When he became the eighth Mississippi Farm Bureau Federation president in 1996, two of his top goals were to further strengthen the organization’s already powerful voice in the state legislature and to raise its visibility and clout in dealing with an increasing regulatory burden on agriculture.

“I wanted those in the legislature and those in the regulatory arena to recognize Farm Bureau’s influence,” he says. “I wanted those in the regulatory field to understand that we would only accept decisions based upon sound science — not on emotion or what some bureaucrat thinks might be a good idea.”

Other priorities included increased emphasis on education and communications.

1996 farm bill "one of the best ever"

The 1996 farm bill, he says, was “probably one of the best we’ve ever had. The fundamentals of that bill would be essential to support agriculture in the future. The 2002 bill was very similar, and we continued to maintain the necessity of having supports that agriculture needed to allow flexibility in marketing and have cash flows available.

“I think one of the more significant measures in the 2002 and 2008 farm bills was the fact that all livestock producers were given some conservation monies that they could access to help their operations.”
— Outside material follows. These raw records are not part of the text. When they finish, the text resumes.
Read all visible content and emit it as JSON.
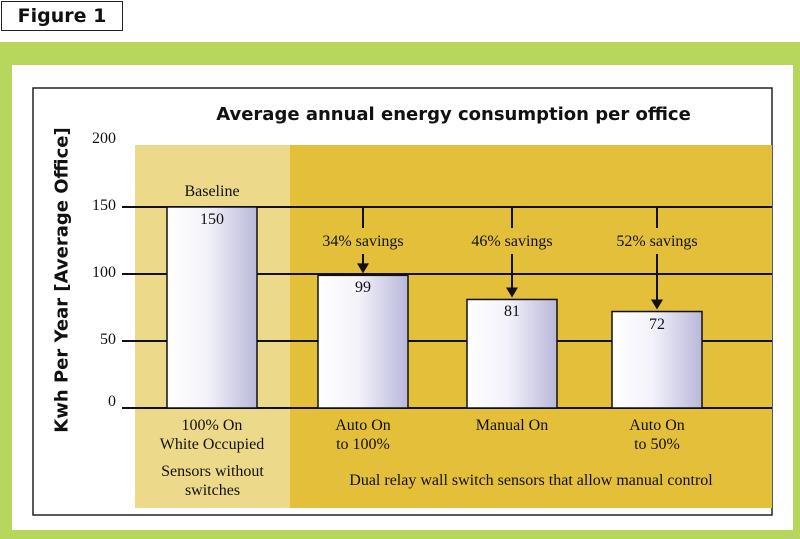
{
  "figure_label": "Figure 1",
  "chart_data": {
    "type": "bar",
    "title": "Average annual energy consumption per office",
    "y_label": "Kwh Per Year [Average Office]",
    "categories": [
      "100% On\nWhite Occupied",
      "Auto On\nto 100%",
      "Manual On",
      "Auto On\nto 50%"
    ],
    "values": [
      150,
      99,
      81,
      72
    ],
    "annotations": [
      "Baseline",
      "34% savings",
      "46% savings",
      "52% savings"
    ],
    "groups": [
      "Sensors without\nswitches",
      "Dual relay wall switch sensors that allow manual control"
    ],
    "ylim": [
      0,
      200
    ],
    "yticks": [
      0,
      50,
      100,
      150,
      200
    ],
    "grid": true
  }
}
The question that always seems to surface, Waide says, is “Can farmers live without government supports? I guess the real question in my mind is, can we as a nation survive if we lose the ability we have to produce a domestic supply of food, energy, and fiber.”

In the aftermath of the multi-billion dollar disaster from Hurricane Katrina, and a subsequent blow from Hurricane Rita, Mississippi Farm Bureau leaders, staff, and members throughout the state worked round the clock to lend aid to farmers and rural communities devastated by the storms.

“No sector of agriculture was left untouched,” Waide says.

The organization led efforts to get desperately needed fuel to farmers to keep critical operations going, and feed and supplies to help them keep their animals from dying. It also managed money that was donated to the relief effort and made sure funds got to producers in need.

Increasing visibility of agriculture

As part of his goal to increase the visibility of agriculture in the state, Waide oversaw the launch of a new four-color magazine, Mississippi Farm Country, and Mississippi was among the earliest state Farm Bureaus to establish a website and open Facebook and Twitter accounts.

“I’m also very proud of our ag image campaign, The Farmers of Mississippi, which we launched in February with TV spots, billboards, radio ads, and other promotional efforts,” he says.

“Most consumers nowadays are generations removed from farm life, and this campaign is designed to give them confidence in our food supply and make them more aware of the important role that agriculture and our state’s farmers play in their lives.”

The campaign, financed by Farm Bureau and contributions from dozens of partnering organizations and agribusinesses, will be expanded in 2011.

Waide has not announced future plans, other than returning to his farming
operation. Although he has been mentioned as a possible candidate for
governor, lieutenant governor, and commissioner of agriculture in 2011
statewide elections, he said at the annual meeting that he won’t seek any
elective state office next year. After having served as Farm Bureau
president, Waide said, “there is no position in Mississippi that wouldn’t be
a demotion."

Randy Knight, Pelahatchie, Miss., dairyman and vice president for central Mississippi, was elected to succeed Waide as president.

“No other president in the history of Mississippi Farm Bureau has worked harder to represent the people in agriculture,” Knight says. “His contributions have truly made a difference to everyone involved in agriculture and Farm Bureau.”